THE story of Malvin Chiwanga reads like a movie script.
He was arrested and served almost four years in a United Kingdom prison, but today he is a multi-millionaire with a business empire spreading across seven countries.
The 41-year-old UK-based Zimbabwean businessman made worldwide headlines after he was arrested with four others for defrauding numerous UK companies.
At the time of their arrest, Liverpool Detective Inspector Towndrow said of Chiwanga and his gang:
“. . . offenders would fraudulently claim to be legitimate prosperous companies to send credit applications to wholesalers.
“The wholesaler would conduct due diligence checks into a legitimate company and this would come back as a company they could do business with.
“The wholesaler would then provide credit unknowingly to the fraudsters, who would submit purchase orders for goods.
“These goods, which ranged from Apple and Dell computer products to HGV tyres and building supplies, would then be delivered to non-registered addresses, where they would be collected by the fraudsters and never paid for. Leaving businesses with a loss.
“The scam was so convincing that sadly a number of astute, intelligent business owners were taken in and lost out financially,” said the cops’ spokesman at the time.
In an interview this week, Chiwanga revealed he was the mastermind and had even employed others that became part of the syndicate.
“I struggled to find work after completing my studies. As a person who had always been studious, I found information on how lines of credit are managed. In my desperation to provide for my family and get back on track towards the life I wanted for myself, I then got entangled in these criminal activities,” said Chiwanga, who has been in the UK since 2000.
“My time in prison was like from hero to zero in a split second. My life came to a standstill for three years and nine months. I lost my freedom and was denied bail from the onset. They feared I was a flight risk, but with God’s grace I pulled through.
“I even got an opportunity to study business further behind bars and that improved my business knowledge. I came out stronger and even more focused,” said Chiwanga from his UK base.
Upon his arrest, the former Oriel Boys High School student lost everything he had as it was deemed “proceeds of crime.”
The assets included top-of-the range vehicles such as Range Rovers and expensive watches.
“I had assets worth over £500 000 and they were all forfeited to the authorities. After my release, they offered me a job, but I turned it down because I needed to rediscover myself again,” he added.
All he had just after his release were funds held in trust accounts which the authorities had no power to seize.
His clean business breakthrough, however, came while he was in prison when he met a Russian petroleum mogul called Vladmir who had been incarcerated for tax evasion.
“We became friends while inside and our preferences were in tandem and he said he liked my business acumen. He promised me that once I am out he would give me a ship laden with petroleum then I pay later.
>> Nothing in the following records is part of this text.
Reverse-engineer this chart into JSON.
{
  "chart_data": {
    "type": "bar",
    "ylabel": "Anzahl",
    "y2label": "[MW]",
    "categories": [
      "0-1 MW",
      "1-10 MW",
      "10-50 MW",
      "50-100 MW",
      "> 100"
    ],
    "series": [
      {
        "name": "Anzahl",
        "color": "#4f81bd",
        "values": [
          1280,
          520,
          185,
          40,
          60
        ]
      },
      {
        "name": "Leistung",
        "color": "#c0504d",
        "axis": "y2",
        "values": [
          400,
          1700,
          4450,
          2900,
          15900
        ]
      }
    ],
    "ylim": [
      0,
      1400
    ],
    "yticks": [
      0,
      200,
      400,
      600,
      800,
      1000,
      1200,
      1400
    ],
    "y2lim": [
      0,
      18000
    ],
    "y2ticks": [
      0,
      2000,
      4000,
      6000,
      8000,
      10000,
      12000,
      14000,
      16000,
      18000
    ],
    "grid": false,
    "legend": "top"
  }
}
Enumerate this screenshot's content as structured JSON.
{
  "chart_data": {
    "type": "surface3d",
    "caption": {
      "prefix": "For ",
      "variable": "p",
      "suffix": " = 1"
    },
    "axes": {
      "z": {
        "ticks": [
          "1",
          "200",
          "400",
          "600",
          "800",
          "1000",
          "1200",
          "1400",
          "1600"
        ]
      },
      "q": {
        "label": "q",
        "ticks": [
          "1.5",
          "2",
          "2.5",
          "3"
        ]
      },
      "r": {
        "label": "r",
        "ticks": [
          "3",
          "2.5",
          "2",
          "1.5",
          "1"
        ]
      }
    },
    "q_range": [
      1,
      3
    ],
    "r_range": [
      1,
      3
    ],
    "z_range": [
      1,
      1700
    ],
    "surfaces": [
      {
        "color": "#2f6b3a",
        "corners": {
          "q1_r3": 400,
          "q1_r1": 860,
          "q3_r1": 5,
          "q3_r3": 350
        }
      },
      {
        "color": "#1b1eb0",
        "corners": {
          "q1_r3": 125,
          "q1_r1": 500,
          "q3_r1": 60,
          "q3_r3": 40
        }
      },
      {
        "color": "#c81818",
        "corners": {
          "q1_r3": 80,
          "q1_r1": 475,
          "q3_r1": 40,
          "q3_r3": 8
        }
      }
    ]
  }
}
He came out first and treated me like a brother.
“He even took care of my family when I remained in prison and he would visit me often. Upon my release, Vlad lived up to his word and I got the first consignment. From then on, contracts started rolling in and that’s how it all began,” said the soft-spoken Chiwanga.
He is now the director of Matrix Petroleum registered in Guernsey. The company distributes petroleum products around the world then sells them to third parties, such as independent retailers and commercial and industrial companies. The company provides a full range of fuel products.
The company has a market net worth of £150 million sterling and deals with companies in South Africa, Zimbabwe, Zambia and Botswana among others. Its main base is in Guernesy and also has offices in London and Manchester.
Chiwanga does not consider himself a beneficiary of crime.
“Truly speaking, I am not proud of my criminal history, but I learnt from it. Through crime though, I manage to meet people who liked me along the way and gave me lines of credit. It is not the proceeds of crime that got me to where I am now,” he said, insisting crime does not pay as he has been there and seen it.
Chiwanga plans to grow Matrix into a global player and to venture into other areas such as renewable energy. He plans to have plants ready by 2030.
“Never give up on your dream because your dream is what shapes your future. There is no situation that is hopeless. If you give up it will just be a dead dream. I would have given up, but I kept chasing up on it even in prison,” he advised fellow Zimbabweans who would want to get into business.
As part of giving back to the community, Chiwanga has given opportunities to ex-convicts so that they can get back on their feet after serving time in prison.
“People end up getting back into crime because no one wants to employ them. It is a recipe for disaster hence I do have former inmates in my company,” quipped Chiwanga.
Chiwanga is married with three kids and they are with him in the UK.